HBO writer visits Blair for presentation

by Sam Lewando, Online Entertainment Editor
Editor's Note: Article update 12:15 p.m. on Oct. 25. Correction: Original article incorrectly stated that Pelecanos has written 22 books to date.

On Tuesday, novelist and screenwriter George Pelecanos visited Blair to speak to several classes about his experiences while working for HBO on shows such as "The Wire," "Treme" and "The Pacific."

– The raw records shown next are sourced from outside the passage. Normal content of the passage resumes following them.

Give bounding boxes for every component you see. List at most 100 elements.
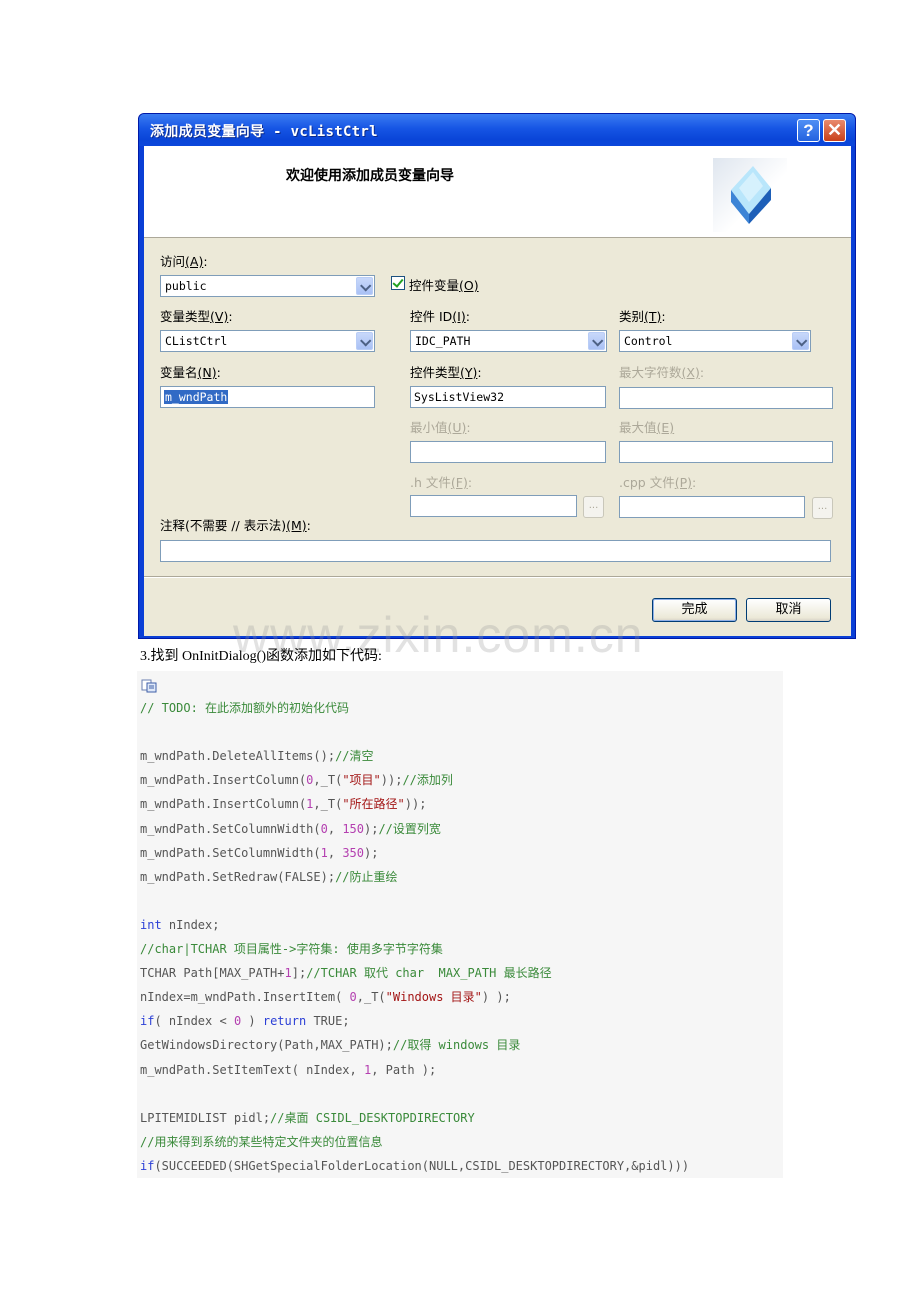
dialog-title: 添加成员变量向导 - vcListCtrl [150,124,378,140]
code-line: // TODO: 在此添加额外的初始化代码 [140,699,349,717]
code-token: return [262,1014,307,1029]
code-token: //防止重绘 [335,869,398,884]
code-line: //char|TCHAR 项目属性->字符集: 使用多字节字符集 [140,940,443,958]
code-line: m_wndPath.SetColumnWidth(1, 350); [140,844,378,862]
control-variable-checkbox[interactable] [391,276,405,290]
code-line: int nIndex; [140,916,219,934]
code-token: //TCHAR 取代 char MAX_PATH 最长路径 [306,966,552,981]
wizard-cube-icon [713,158,787,232]
code-token: (SUCCEEDED(SHGetSpecialFolderLocation(NU… [154,1158,690,1173]
chevron-down-icon[interactable] [792,332,809,350]
variable-name-label: 变量名(N): [160,365,221,380]
variable-name-input[interactable]: m_wndPath [160,386,375,408]
code-token: ) ); [481,990,511,1005]
cpp-file-input[interactable] [619,496,805,518]
code-token: ]; [291,966,307,981]
category-label: 类别(T): [619,309,666,324]
code-token: m_wndPath.InsertColumn( [140,797,307,812]
code-token: 150 [342,821,364,836]
variable-type-value: CListCtrl [165,334,228,348]
code-line: m_wndPath.SetItemText( nIndex, 1, Path )… [140,1061,436,1079]
control-variable-label: 控件变量(O) [409,278,479,293]
code-token: if [140,1014,155,1029]
code-line: nIndex=m_wndPath.InsertItem( 0,_T("Windo… [140,988,511,1006]
code-token: 1 [284,966,292,981]
h-file-label: .h 文件(F): [410,475,473,490]
code-token: //设置列宽 [378,821,441,836]
access-value: public [165,279,207,293]
comment-input[interactable] [160,540,831,562]
max-chars-input[interactable] [619,387,833,409]
help-button[interactable]: ? [797,119,820,142]
variable-name-value: m_wndPath [164,390,229,404]
control-type-label: 控件类型(Y): [410,365,482,380]
code-token: TRUE; [306,1014,350,1029]
code-token: //桌面 CSIDL_DESKTOPDIRECTORY [270,1110,475,1125]
code-token: TCHAR Path[MAX_PATH+ [140,966,285,981]
code-line: m_wndPath.InsertColumn(1,_T("所在路径")); [140,795,426,813]
close-button[interactable]: ✕ [823,119,846,142]
dialog-body: 欢迎使用添加成员变量向导 访问(A): public 控件变量(O) 变量类型(… [144,146,851,636]
control-type-input[interactable]: SysListView32 [410,386,606,408]
code-token: if [140,1158,155,1173]
code-token: "项目" [342,773,381,788]
code-token: //取得 windows 目录 [392,1038,521,1053]
code-token: , Path ); [371,1062,437,1077]
code-token: )); [404,797,427,812]
cpp-file-browse-button[interactable]: ... [812,497,833,519]
control-id-combo[interactable]: IDC_PATH [410,330,607,352]
chevron-down-icon[interactable] [588,332,605,350]
code-line: LPITEMIDLIST pidl;//桌面 CSIDL_DESKTOPDIRE… [140,1109,475,1127]
code-token: ); [364,845,379,860]
code-line: if(SUCCEEDED(SHGetSpecialFolderLocation(… [140,1157,689,1175]
title-bar[interactable]: 添加成员变量向导 - vcListCtrl ? ✕ [139,114,855,146]
max-value-input[interactable] [619,441,833,463]
code-token: 1 [320,845,328,860]
code-token: LPITEMIDLIST pidl; [140,1110,271,1125]
max-chars-label: 最大字符数(X): [619,365,705,380]
chevron-down-icon[interactable] [356,277,373,295]
min-value-input[interactable] [410,441,606,463]
access-label: 访问(A): [160,254,208,269]
control-type-value: SysListView32 [414,390,505,404]
code-line: TCHAR Path[MAX_PATH+1];//TCHAR 取代 char M… [140,964,552,982]
cpp-file-label: .cpp 文件(P): [619,475,697,490]
control-id-value: IDC_PATH [415,334,471,348]
member-variable-wizard-dialog: 添加成员变量向导 - vcListCtrl ? ✕ 欢迎使用添加成员变量向导 访… [138,113,856,639]
variable-type-combo[interactable]: CListCtrl [160,330,375,352]
comment-label: 注释(不需要 // 表示法)(M): [160,518,311,533]
finish-button[interactable]: 完成 [652,598,737,622]
code-token: )); [380,773,403,788]
code-token: 0 [349,990,357,1005]
code-token: GetWindowsDirectory(Path,MAX_PATH); [140,1038,393,1053]
variable-type-label: 变量类型(V): [160,309,233,324]
code-token: ( nIndex < [154,1014,234,1029]
code-token: nIndex=m_wndPath.InsertItem( [140,990,350,1005]
code-line: if( nIndex < 0 ) return TRUE; [140,1012,350,1030]
code-token: m_wndPath.SetColumnWidth( [140,821,321,836]
code-token: ,_T( [356,990,386,1005]
code-token: ,_T( [313,773,343,788]
category-combo[interactable]: Control [619,330,811,352]
code-block: // TODO: 在此添加额外的初始化代码 m_wndPath.DeleteAll… [137,671,783,1178]
wizard-header-title: 欢迎使用添加成员变量向导 [286,168,454,184]
code-line: m_wndPath.InsertColumn(0,_T("项目"));//添加列 [140,771,453,789]
code-token: 0 [320,821,328,836]
code-token: // TODO: 在此添加额外的初始化代码 [140,701,350,715]
cancel-button[interactable]: 取消 [746,598,831,622]
code-line: m_wndPath.SetColumnWidth(0, 150);//设置列宽 [140,820,441,838]
step-instruction: 3.找到 OnInitDialog()函数添加如下代码: [140,649,382,664]
chevron-down-icon[interactable] [356,332,373,350]
access-combo[interactable]: public [160,275,375,297]
code-token: ); [364,821,379,836]
h-file-browse-button[interactable]: ... [583,496,604,518]
code-token: //添加列 [402,773,453,788]
code-token: //用来得到系统的某些特定文件夹的位置信息 [140,1134,383,1149]
copy-code-icon[interactable] [141,678,157,693]
code-line: m_wndPath.SetRedraw(FALSE);//防止重绘 [140,868,398,886]
code-token: , [327,821,343,836]
code-token: ,_T( [313,797,343,812]
max-value-label: 最大值(E) [619,420,675,435]
code-token: , [327,845,343,860]
h-file-input[interactable] [410,495,577,517]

George Pelecanos speaks to students about his career as a writer. Emma Howells
George Pelecanos speaks to students about his career as a writer.
Pelecanos, father of sophomore Rosa Pelecanos, grew up in Silver Spring and graduated from Northwood High School. "I grew up one mile from here, I graduated from Northwood...35 years ago, I was you," he said. Pelecanos then went to University of Maryland as a Film Major, but during his time there he took a writing class with a teacher that managed to change his perspective on writing, and he switched majors.

Pelecanos began his career as a novel writer and has written 18 novels to date. He continues to write one novel every year, on top of his TV work. "I give myself a page count. I do all my research up front so I don't have any excuses to leave while I am writing. It's work; you've got to treat it like a job," he said during his presentation.

He had already been writing novels full time before he was contacted to write for "The Wire," a television show set in Baltimore. "It was all happening at once: the Strange novels, D.C. Quartet. Lots of my research carried over, it was synergistic," Pelecanos said.

Pelecanos co-wrote and produced for "The Wire" through its five seasons from 2002 to 2008. He has since stayed with HBO working on shows such as "Treme" and "The Pacific," with HBO being one of the reasons. "HBO is a really great place to work, the gold standard as far as I'm concerned," Pelecanos said regarding his solidarity with HBO.

He is going to New York to begin working on "Boardwalk Empire," a show set in Atlantic City, N.J. and the Prohibition Era. This sort of travel is common for Pelecanos, who will do several months of research prior to writing anything for both his novels and shows and has an extremely strong work ethic. "Some writers think that being a writer is a license to be lazy, since they're seen the creative type. I should be sitting in Starbucks wearing a beret. I don't think that's the way it is. It is a job," he said about working and misconceptions about his job.

Junior Simon Kienitz-Kincade asks Pelecanos a question. Emma Howells
Junior Simon Kienitz-Kincade asks Pelecanos a question.
Throughout the presentation, Pelecanos imparted some advice onto Blazers based on his experiences. Close to the beginning of the presentation, he made sure to say that he had grown up around Silver Spring, "I worked two jobs for my first eight novels, and I was 42 when I was able to quit my day job," Pelecanos said about the importance of persistence.

Pelecanos finished his presentation about his life by speaking about what students should expect for the future. "Don't treat college as a place to train for a job, it's an exchange of ideas. You're not going to get that [perfect] job right away," Pelecanos said. "Just follow your dreams, follow your passion, and that's the best advice that I can give you."